Hello, Movie Mavens! Welcome back to the B Movies Blog. Today, we’re popping Lee Cronin’s Evil Dead Rise into the ol’ VCR.
CW/TW: Flashing lights and TONS of gore.
I love the entire Evil Dead franchise (and just because of my massive crush on Bruce Campbell). And, it’s officially safe to say that Evil Dead Rise is a welcome addition to the family.
Thanks to the likes of this film and Scream VI, I’ve become a convert of taking a franchise out of its motherland; it seems that Friday the 13th Part VIII: Jason Takes Manhattan might be the exception and not the rule.
Although Evil Dead Rise takes us away from the cabin in the woods to an apartment building in the city, it has familiar beats like Deadites performing professional gymnastic routines where their entire bodies crack like glow sticks. Keep your eyes (and ears) peeled for many a’ fun Easter egg along the way, with Henrietta’s Pizza being one of my personal favorites. Also, Evil Dead Rise has spawned one of my new favorite phrases of all time in “titty-sucking parasites.”

When you accidentally make eye contact with your Favor runner.
If you saw this bad boy at a Drafthouse, the pre show interview with director Lee Cronin includes a question about where he would rank the humor and tone of Evil Dead Rise compared to the other films. Cronin puts it somewhere between Evil Dead and Evil Dead II, and I fully agree.
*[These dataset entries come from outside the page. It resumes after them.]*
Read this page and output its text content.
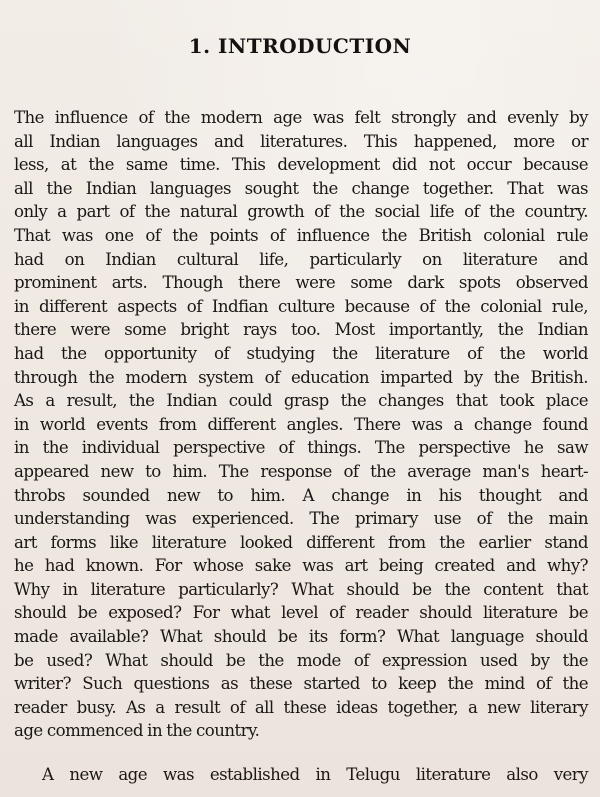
1. INTRODUCTION
The influence of the modern age was felt strongly and evenly by
all Indian languages and literatures. This happened, more or
less, at the same time. This development did not occur because
all the Indian languages sought the change together. That was
only a part of the natural growth of the social life of the country.
That was one of the points of influence the British colonial rule
had on Indian cultural life, particularly on literature and
prominent arts. Though there were some dark spots observed
in different aspects of Indfian culture because of the colonial rule,
there were some bright rays too. Most importantly, the Indian
had the opportunity of studying the literature of the world
through the modern system of education imparted by the British.
As a result, the Indian could grasp the changes that took place
in world events from different angles. There was a change found
in the individual perspective of things. The perspective he saw
appeared new to him. The response of the average man's heart-
throbs sounded new to him. A change in his thought and
understanding was experienced. The primary use of the main
art forms like literature looked different from the earlier stand
he had known. For whose sake was art being created and why?
Why in literature particularly? What should be the content that
should be exposed? For what level of reader should literature be
made available? What should be its form? What language should
be used? What should be the mode of expression used by the
writer? Such questions as these started to keep the mind of the
reader busy. As a result of all these ideas together, a new literary
age commenced in the country.
A new age was established in Telugu literature also very
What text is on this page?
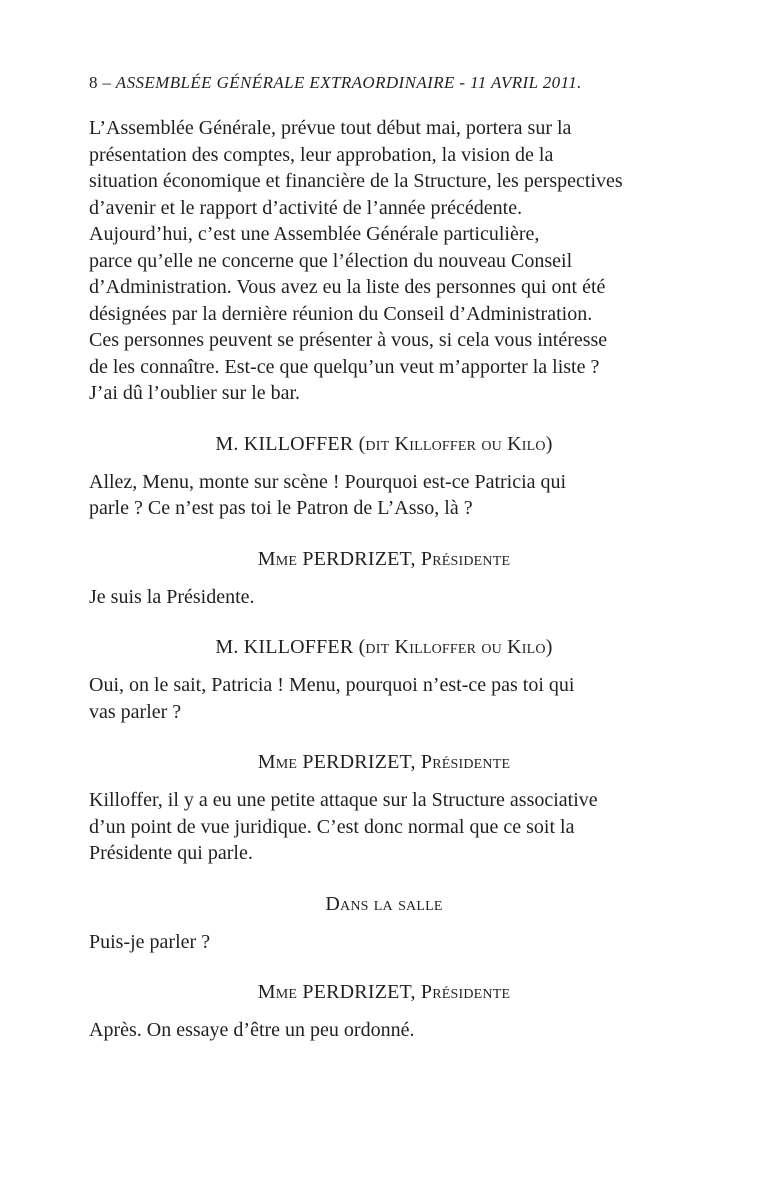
8 – ASSEMBLÉE GÉNÉRALE EXTRAORDINAIRE - 11 AVRIL 2011.

L’Assemblée Générale, prévue tout début mai, portera sur la
présentation des comptes, leur approbation, la vision de la
situation économique et financière de la Structure, les perspectives
d’avenir et le rapport d’activité de l’année précédente.
Aujourd’hui, c’est une Assemblée Générale particulière,
parce qu’elle ne concerne que l’élection du nouveau Conseil
d’Administration. Vous avez eu la liste des personnes qui ont été
désignées par la dernière réunion du Conseil d’Administration.
Ces personnes peuvent se présenter à vous, si cela vous intéresse
de les connaître. Est-ce que quelqu’un veut m’apporter la liste ?
J’ai dû l’oublier sur le bar.

M. KILLOFFER (dit Killoffer ou Kilo)

Allez, Menu, monte sur scène ! Pourquoi est-ce Patricia qui
parle ? Ce n’est pas toi le Patron de L’Asso, là ?

Mme PERDRIZET, Présidente

Je suis la Présidente.

M. KILLOFFER (dit Killoffer ou Kilo)

Oui, on le sait, Patricia ! Menu, pourquoi n’est-ce pas toi qui
vas parler ?

Mme PERDRIZET, Présidente

Killoffer, il y a eu une petite attaque sur la Structure associative
d’un point de vue juridique. C’est donc normal que ce soit la
Présidente qui parle.

Dans la salle

Puis-je parler ?

Mme PERDRIZET, Présidente

Après. On essaye d’être un peu ordonné.
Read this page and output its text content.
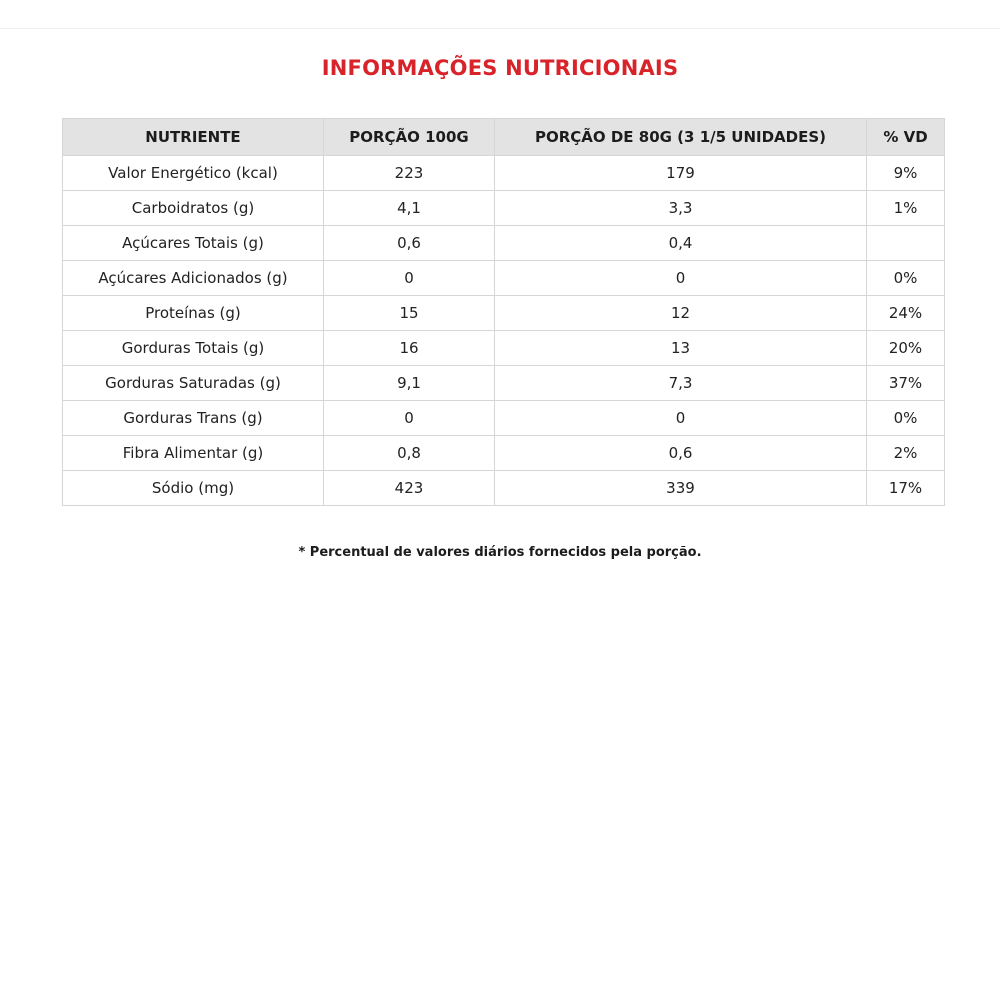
INFORMAÇÕES NUTRICIONAIS
NUTRIENTE	PORÇÃO 100G	PORÇÃO DE 80G (3 1/5 UNIDADES)	% VD
Valor Energético (kcal)	223	179	9%
Carboidratos (g)	4,1	3,3	1%
Açúcares Totais (g)	0,6	0,4	
Açúcares Adicionados (g)	0	0	0%
Proteínas (g)	15	12	24%
Gorduras Totais (g)	16	13	20%
Gorduras Saturadas (g)	9,1	7,3	37%
Gorduras Trans (g)	0	0	0%
Fibra Alimentar (g)	0,8	0,6	2%
Sódio (mg)	423	339	17%
* Percentual de valores diários fornecidos pela porção.
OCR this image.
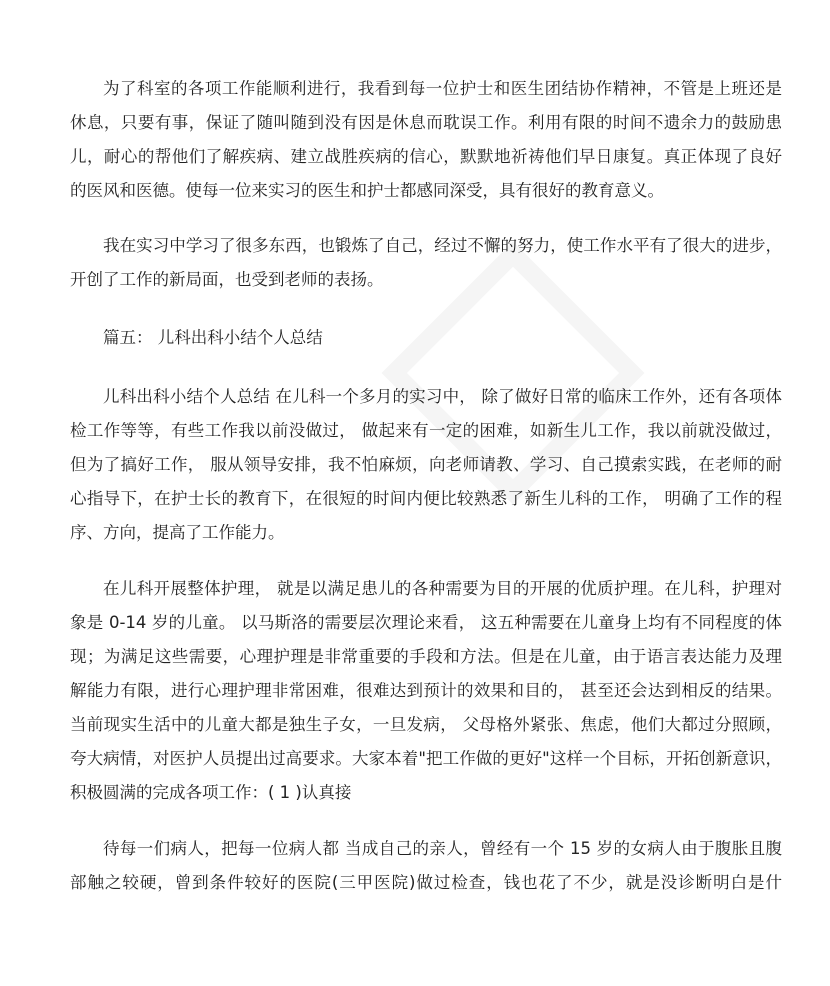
为了科室的各项工作能顺利进行，我看到每一位护士和医生团结协作精神，不管是上班还是
休息，只要有事，保证了随叫随到没有因是休息而耽误工作。利用有限的时间不遗余力的鼓励患
儿，耐心的帮他们了解疾病、建立战胜疾病的信心，默默地祈祷他们早日康复。真正体现了良好
的医风和医德。使每一位来实习的医生和护士都感同深受，具有很好的教育意义。
我在实习中学习了很多东西，也锻炼了自己，经过不懈的努力，使工作水平有了很大的进步，
开创了工作的新局面，也受到老师的表扬。
篇五： 儿科出科小结个人总结
儿科出科小结个人总结 在儿科一个多月的实习中， 除了做好日常的临床工作外，还有各项体
检工作等等，有些工作我以前没做过， 做起来有一定的困难，如新生儿工作，我以前就没做过，
但为了搞好工作， 服从领导安排，我不怕麻烦，向老师请教、学习、自己摸索实践，在老师的耐
心指导下，在护士长的教育下，在很短的时间内便比较熟悉了新生儿科的工作， 明确了工作的程
序、方向，提高了工作能力。
在儿科开展整体护理， 就是以满足患儿的各种需要为目的开展的优质护理。在儿科，护理对
象是 0-14 岁的儿童。 以马斯洛的需要层次理论来看， 这五种需要在儿童身上均有不同程度的体
现；为满足这些需要，心理护理是非常重要的手段和方法。但是在儿童，由于语言表达能力及理
解能力有限，进行心理护理非常困难，很难达到预计的效果和目的， 甚至还会达到相反的结果。
当前现实生活中的儿童大都是独生子女，一旦发病， 父母格外紧张、焦虑，他们大都过分照顾，
夸大病情，对医护人员提出过高要求。大家本着"把工作做的更好"这样一个目标，开拓创新意识，
积极圆满的完成各项工作：( 1 )认真接
待每一们病人，把每一位病人都 当成自己的亲人，曾经有一个 15 岁的女病人由于腹胀且腹
部触之较硬，曾到条件较好的医院(三甲医院)做过检查，钱也花了不少，就是没诊断明白是什
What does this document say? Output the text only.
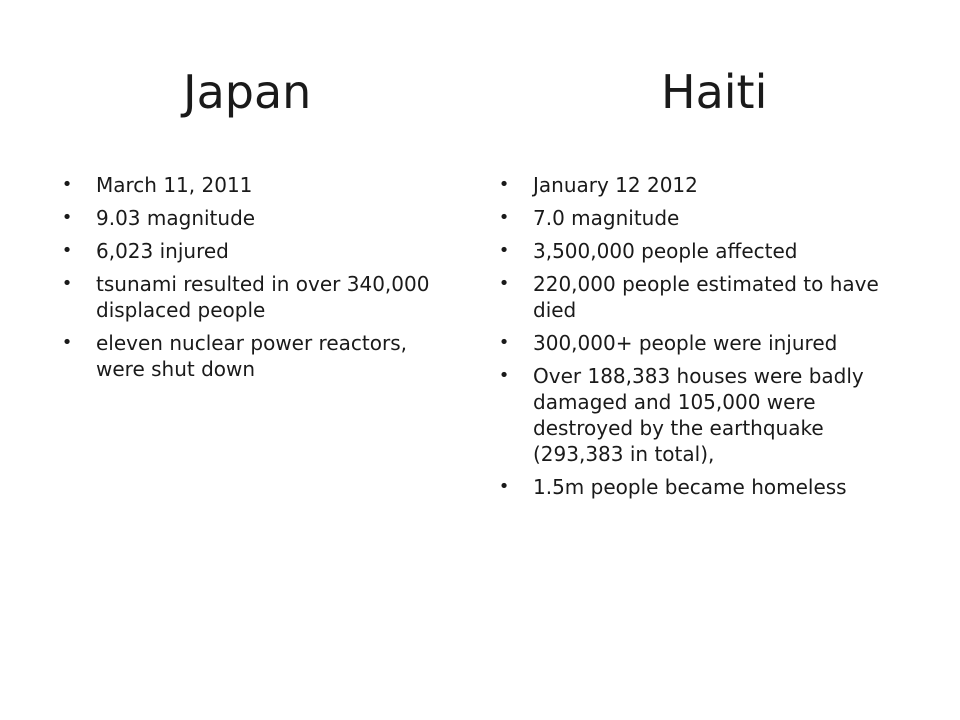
Japan	Haiti
• March 11, 2011
• 9.03 magnitude
• 6,023 injured
• tsunami resulted in over 340,000 displaced people
• eleven nuclear power reactors, were shut down
• January 12 2012
• 7.0 magnitude
• 3,500,000 people affected
• 220,000 people estimated to have died
• 300,000+ people were injured
• Over 188,383 houses were badly damaged and 105,000 were destroyed by the earthquake (293,383 in total),
• 1.5m people became homeless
Evil Dead Rise doesn’t have the dark comedy and camp of Evil Dead II and Army of Darkness, but it definitely doesn’t skimp on the gore. In fact, I’d put it as one of the bloodiest in the entire franchise.
In the spirit (lolz) of the Evil Dead series, I think the best way to finish out my thoughts on the film is in a handy-dandy list of bullet points:
- Alyssa Sutherland is a fox.
- Good for you, Bridget! You know you’re in a horror movie. The Boulet Brothers would be proud.
- Oh wow, slay, Necronomicon! You got a glow up.
- Staffany for Best Supporting Actress 2023.
- Watch out, Toni. Alyssa’s coming for your Hereditary wall crawling and headbanging.
- It’s an unspoken rule of thumb to never open the door for someone singing unsettling sea shanties and/or children’s lullabies.
- I hope these aren’t the ghosts who Taylor Swift talks about visiting her in “Anti-Hero.”
- Is there a pasta pun I can make here?
- Blood-soaked Buick would’ve made a bitchin’ name for a Pop Punk band.
My only criticism of Evil Dead Rise is that it’s unlocked a new fear of becoming a vessel for Deadites in an apartment building elevator. Fortunately, I live on the first floor.

Me right before I school someone condescending on movie trivia.
Similarly to Renfield, I’d recommend catching Evil Dead Rise in your local movie theater or drive-in. It’s just one of those flicks that reminds you of why visiting a movie theater is a magical experience. I was one of two people in the entire theater for this one, and it still ruled. It also wouldn’t be fair of me to mention that no one in this movie is safe. NO ONE. Prepare yourself accordingly.
And remember, mother always knows best.